In response to the fake account scandal at Wells Fargo, the Los Angeles city council wants to impose new requirements on banks that seek to do business with the nation’s second-largest city.
By a 12-0 vote, the city council took a step Wednesday toward requiring such banks to disclose whether they set individual or branch-level sales goals or requirements.
Under the measure, banks that want to do business with the city would have to reveal whether they consider how many sales employees make as part of decisions regarding advancement or termination. In addition, the banks would have to disclose whether they have policies and protocols to help prevent sales abuses.
The measure, which was sponsored by Councilwoman Nury Martinez, instructs the city attorney to propose new language to be added to an existing city ordinance that imposes requirements on banks seeking to do business with the city. The council is expected to vote on the expanded ordinance in the coming months.
“We, as leaders, have a responsibility to the hardworking people of our city,” Martinez said in a press release. “Working with banks that treat them like commodities is simply unacceptable.”

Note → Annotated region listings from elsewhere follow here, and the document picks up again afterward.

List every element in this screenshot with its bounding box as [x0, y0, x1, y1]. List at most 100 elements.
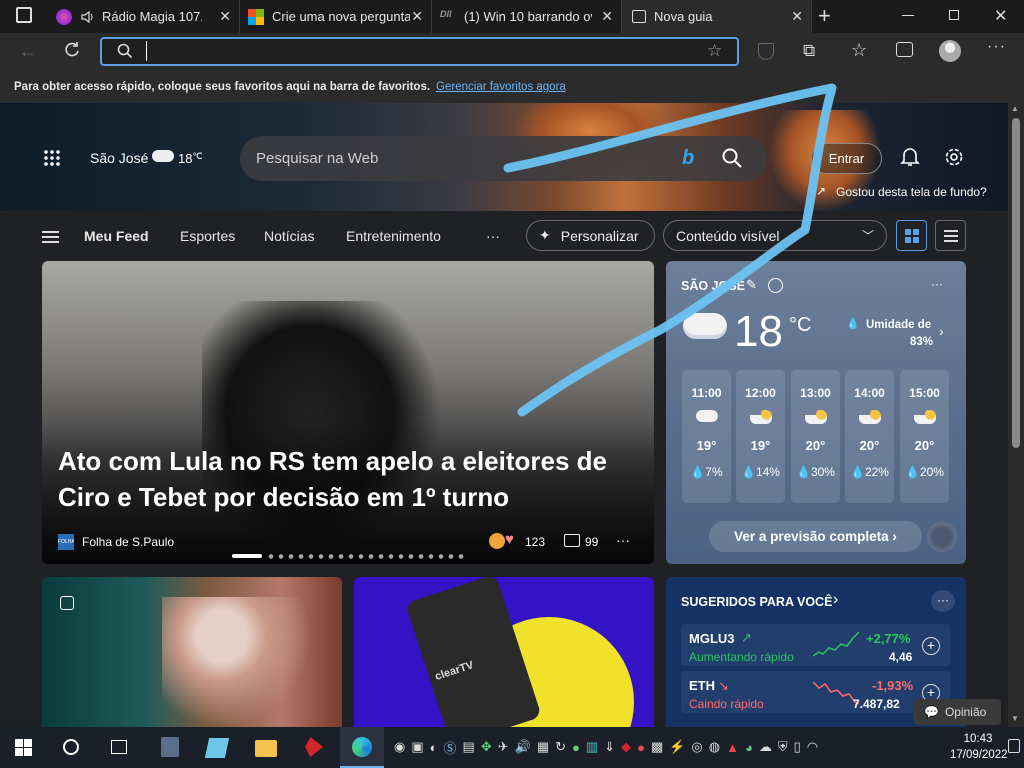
weather-city[interactable]: SÃO JOSÉ	[681, 279, 745, 293]
tray-app-icon[interactable]: ◎	[691, 739, 702, 755]
content-visible-dropdown[interactable]: Conteúdo visível ﹀	[663, 220, 887, 251]
edit-location-icon[interactable]: ✎	[746, 277, 757, 293]
refresh-button[interactable]	[62, 40, 82, 65]
tray-app-icon[interactable]: ✥	[481, 739, 492, 755]
epic-games-icon[interactable]: ▩	[651, 739, 663, 755]
apps-launcher-icon[interactable]	[43, 149, 61, 167]
tracking-prevention-icon[interactable]	[758, 43, 774, 60]
close-tab-icon[interactable]: ✕	[601, 8, 613, 25]
extensions-icon[interactable]: ⧉	[803, 41, 815, 61]
tab-win10[interactable]: Dll (1) Win 10 barrando ov ✕	[432, 0, 622, 33]
comment-icon[interactable]	[564, 534, 580, 547]
wifi-icon[interactable]: ◠	[807, 739, 818, 755]
story-source[interactable]: Folha de S.Paulo	[82, 535, 174, 549]
calculator-icon[interactable]	[161, 737, 179, 757]
nav-item-entretenimento[interactable]: Entretenimento	[346, 228, 441, 244]
tab-crie-pergunta[interactable]: Crie uma nova pergunta ✕	[240, 0, 432, 33]
taskbar-clock[interactable]: 10:43 17/09/2022	[950, 731, 1008, 763]
chevron-right-icon[interactable]: ›	[833, 591, 838, 609]
stocks-more-button[interactable]: ···	[931, 590, 955, 612]
grid-view-button[interactable]	[896, 220, 927, 251]
defender-icon[interactable]: ⛨	[778, 739, 788, 755]
tray-app-icon[interactable]: ◆	[621, 739, 631, 755]
minimize-button[interactable]	[902, 15, 914, 16]
tray-app-icon[interactable]: ▥	[586, 739, 598, 755]
back-button[interactable]: ←	[19, 41, 37, 62]
signin-button[interactable]: Entrar	[811, 143, 882, 174]
maximize-button[interactable]	[949, 10, 959, 20]
search-icon[interactable]	[722, 148, 742, 173]
reactions-icon[interactable]	[489, 533, 505, 549]
page-settings-icon[interactable]	[944, 147, 964, 172]
tab-actions-icon[interactable]	[16, 7, 32, 23]
wallpaper-prompt-link[interactable]: Gostou desta tela de fundo?	[836, 185, 987, 199]
humidity-label[interactable]: Umidade de	[866, 319, 931, 331]
close-tab-icon[interactable]: ✕	[791, 8, 803, 25]
nav-more-button[interactable]: ···	[486, 228, 500, 244]
tray-app-icon[interactable]: ⚡	[669, 739, 685, 755]
close-tab-icon[interactable]: ✕	[219, 8, 231, 25]
tray-app-icon[interactable]: ●	[637, 740, 645, 755]
add-favorite-icon[interactable]: ☆	[707, 41, 722, 61]
speaker-icon[interactable]	[80, 9, 96, 25]
feedback-button[interactable]: 💬 Opinião	[914, 699, 1001, 725]
notepad-icon[interactable]	[204, 738, 230, 758]
notifications-icon[interactable]	[900, 146, 920, 173]
tray-app-icon[interactable]: ▲	[726, 740, 739, 755]
address-input[interactable]	[146, 41, 686, 61]
tray-app-icon[interactable]: ⇓	[604, 739, 615, 755]
tab-radio-magia[interactable]: Rádio Magia 107.3 ✕	[48, 0, 240, 33]
notification-center-icon[interactable]	[1008, 739, 1020, 753]
settings-more-icon[interactable]: ···	[987, 38, 1006, 56]
hourly-forecast-item[interactable]: 12:00 19° 💧14%	[736, 370, 785, 503]
menu-icon[interactable]	[42, 231, 59, 243]
skype-icon[interactable]: Ⓢ	[444, 738, 457, 757]
nav-item-esportes[interactable]: Esportes	[180, 228, 235, 244]
discord-icon[interactable]: ◉	[394, 739, 405, 755]
story-card-image[interactable]	[42, 577, 342, 727]
new-tab-button[interactable]: +	[818, 3, 831, 29]
close-window-button[interactable]: ✕	[994, 6, 1007, 26]
add-stock-icon[interactable]: +	[922, 637, 940, 655]
chevron-right-icon[interactable]: ›	[939, 323, 944, 339]
weather-more-button[interactable]: ···	[931, 277, 943, 291]
main-story-headline[interactable]: Ato com Lula no RS tem apelo a eleitores…	[58, 443, 638, 515]
nav-item-noticias[interactable]: Notícias	[264, 228, 315, 244]
tray-app-icon[interactable]: ●	[572, 740, 580, 755]
scroll-up-arrow[interactable]: ▲	[1011, 104, 1019, 113]
profile-avatar[interactable]	[939, 40, 961, 62]
carousel-indicator[interactable]	[232, 553, 464, 559]
favorites-icon[interactable]: ☆	[851, 40, 867, 61]
tray-app-icon[interactable]: ✈	[498, 739, 509, 755]
header-temperature[interactable]: 18℃	[178, 151, 203, 166]
chrome-icon[interactable]: ◕	[745, 740, 753, 755]
file-explorer-icon[interactable]	[255, 740, 277, 757]
bing-icon[interactable]: b	[682, 147, 694, 170]
tray-app-icon[interactable]: ▤	[463, 739, 475, 755]
list-view-button[interactable]	[935, 220, 966, 251]
globe-icon[interactable]	[768, 278, 783, 293]
tray-app-icon[interactable]: ◐	[430, 740, 438, 755]
steam-icon[interactable]: ◍	[709, 739, 720, 755]
system-tray-icons[interactable]: ◉ ▣ ◐ Ⓢ ▤ ✥ ✈ 🔊 ▦ ↻ ● ▥ ⇓ ◆ ● ▩ ⚡ ◎ ◍ ▲ …	[394, 737, 914, 757]
personalize-button[interactable]: ✦ Personalizar	[526, 220, 655, 251]
story-more-button[interactable]: ···	[616, 532, 630, 548]
tray-app-icon[interactable]: ↻	[555, 739, 566, 755]
scroll-thumb[interactable]	[1012, 118, 1020, 448]
windows-start-icon[interactable]	[15, 739, 32, 756]
hourly-forecast-item[interactable]: 14:00 20° 💧22%	[845, 370, 894, 503]
collections-icon[interactable]	[896, 42, 913, 57]
tray-app-icon[interactable]: ▣	[411, 739, 423, 755]
full-forecast-button[interactable]: Ver a previsão completa ›	[709, 521, 922, 552]
weather-avatar-icon[interactable]	[927, 522, 957, 552]
header-location[interactable]: São José	[90, 150, 148, 166]
nav-item-meu-feed[interactable]: Meu Feed	[84, 228, 149, 244]
onedrive-icon[interactable]: ☁	[759, 739, 772, 755]
close-tab-icon[interactable]: ✕	[411, 8, 423, 25]
edge-taskbar-icon[interactable]	[340, 727, 384, 768]
manage-favorites-link[interactable]: Gerenciar favoritos agora	[436, 81, 566, 93]
task-view-icon[interactable]	[111, 740, 127, 754]
volume-icon[interactable]: 🔊	[515, 739, 531, 755]
story-card-product[interactable]: clearTV	[354, 577, 654, 727]
scroll-down-arrow[interactable]: ▼	[1011, 714, 1019, 723]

The changes were supported by the Committee for Better Banks, a union-backed initiative, which said they would be the first requirements of their kind in the U.S.

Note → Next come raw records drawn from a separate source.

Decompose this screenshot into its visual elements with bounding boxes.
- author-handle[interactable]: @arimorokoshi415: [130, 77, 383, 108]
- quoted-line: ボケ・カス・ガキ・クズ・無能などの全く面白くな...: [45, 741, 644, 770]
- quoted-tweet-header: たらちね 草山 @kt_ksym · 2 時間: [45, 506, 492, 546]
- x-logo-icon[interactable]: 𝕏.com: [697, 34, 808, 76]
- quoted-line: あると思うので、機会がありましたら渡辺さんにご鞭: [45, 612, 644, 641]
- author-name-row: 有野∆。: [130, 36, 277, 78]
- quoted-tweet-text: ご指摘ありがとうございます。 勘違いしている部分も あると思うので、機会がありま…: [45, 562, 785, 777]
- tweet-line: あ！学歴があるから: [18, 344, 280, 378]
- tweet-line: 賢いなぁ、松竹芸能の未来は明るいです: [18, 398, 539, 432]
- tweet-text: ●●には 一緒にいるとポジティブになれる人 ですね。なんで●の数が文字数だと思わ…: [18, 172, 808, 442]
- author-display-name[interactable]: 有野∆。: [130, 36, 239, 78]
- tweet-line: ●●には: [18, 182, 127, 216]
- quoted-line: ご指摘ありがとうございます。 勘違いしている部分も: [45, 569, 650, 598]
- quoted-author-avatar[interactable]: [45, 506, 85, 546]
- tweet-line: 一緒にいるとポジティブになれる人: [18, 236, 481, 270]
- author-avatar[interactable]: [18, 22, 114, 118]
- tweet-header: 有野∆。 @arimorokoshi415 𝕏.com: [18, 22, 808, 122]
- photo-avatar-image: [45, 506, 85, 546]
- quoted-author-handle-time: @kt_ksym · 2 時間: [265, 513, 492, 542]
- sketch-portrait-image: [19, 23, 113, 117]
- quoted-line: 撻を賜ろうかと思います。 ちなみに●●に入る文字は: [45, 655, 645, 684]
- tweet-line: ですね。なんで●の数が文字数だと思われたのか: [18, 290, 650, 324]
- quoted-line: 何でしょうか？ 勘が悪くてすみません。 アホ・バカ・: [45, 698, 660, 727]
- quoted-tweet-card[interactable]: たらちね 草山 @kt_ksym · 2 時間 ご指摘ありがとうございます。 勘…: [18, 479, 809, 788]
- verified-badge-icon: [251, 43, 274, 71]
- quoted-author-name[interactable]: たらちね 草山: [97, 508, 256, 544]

“Today’s measure takes an important step toward addressing the abusive and unethical sales goals that caused the Wells Fargo scandal,” Maria Loya, Los Angeles policy director for the Committee for Better Banks, said in a press release.

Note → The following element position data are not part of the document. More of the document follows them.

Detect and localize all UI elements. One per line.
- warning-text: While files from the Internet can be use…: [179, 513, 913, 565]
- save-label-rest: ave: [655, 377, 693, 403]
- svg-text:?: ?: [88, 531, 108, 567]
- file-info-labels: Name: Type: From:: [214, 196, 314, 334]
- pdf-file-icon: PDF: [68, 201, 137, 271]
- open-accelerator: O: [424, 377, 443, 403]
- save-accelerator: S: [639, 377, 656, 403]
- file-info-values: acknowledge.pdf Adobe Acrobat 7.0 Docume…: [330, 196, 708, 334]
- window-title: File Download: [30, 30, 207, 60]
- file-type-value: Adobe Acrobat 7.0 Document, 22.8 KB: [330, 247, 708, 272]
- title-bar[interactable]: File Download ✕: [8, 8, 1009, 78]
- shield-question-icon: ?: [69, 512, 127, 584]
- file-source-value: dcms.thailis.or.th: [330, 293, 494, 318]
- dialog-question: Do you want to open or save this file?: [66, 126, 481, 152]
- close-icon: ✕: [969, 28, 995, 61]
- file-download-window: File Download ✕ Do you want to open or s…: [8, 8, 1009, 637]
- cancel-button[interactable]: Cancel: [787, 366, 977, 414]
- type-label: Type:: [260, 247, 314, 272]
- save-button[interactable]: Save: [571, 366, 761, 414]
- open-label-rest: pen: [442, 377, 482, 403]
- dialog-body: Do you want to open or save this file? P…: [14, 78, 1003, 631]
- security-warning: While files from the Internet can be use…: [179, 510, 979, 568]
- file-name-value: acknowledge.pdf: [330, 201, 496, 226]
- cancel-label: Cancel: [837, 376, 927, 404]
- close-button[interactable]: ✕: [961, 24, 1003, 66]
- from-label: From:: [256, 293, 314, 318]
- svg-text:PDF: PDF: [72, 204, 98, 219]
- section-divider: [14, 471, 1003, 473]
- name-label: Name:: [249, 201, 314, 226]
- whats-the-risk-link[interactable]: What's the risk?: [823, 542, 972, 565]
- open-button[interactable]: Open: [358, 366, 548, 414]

“It couldn’t have happened without the thousands of Los Angeles bank workers and residents who stood united against the big bank lobbyists who pushed to keep their practices hidden from the light of day.”
During Wednesday's city council meeting, Lara Larramendi, government relations director at the Los Angeles County Business Federation, said that few institutions have the capacity to manage the city's financial needs, and she argued that drafting burdensome new policies will make the process more costly.
San Francisco-based Wells Fargo has said that its employees created as many as 3.5 million accounts without customer authorization between 2009 and 2016. The scandal grew out of a 2013 story in the Los Angeles Times, which led to an investigation by the L.A. city attorney’s office.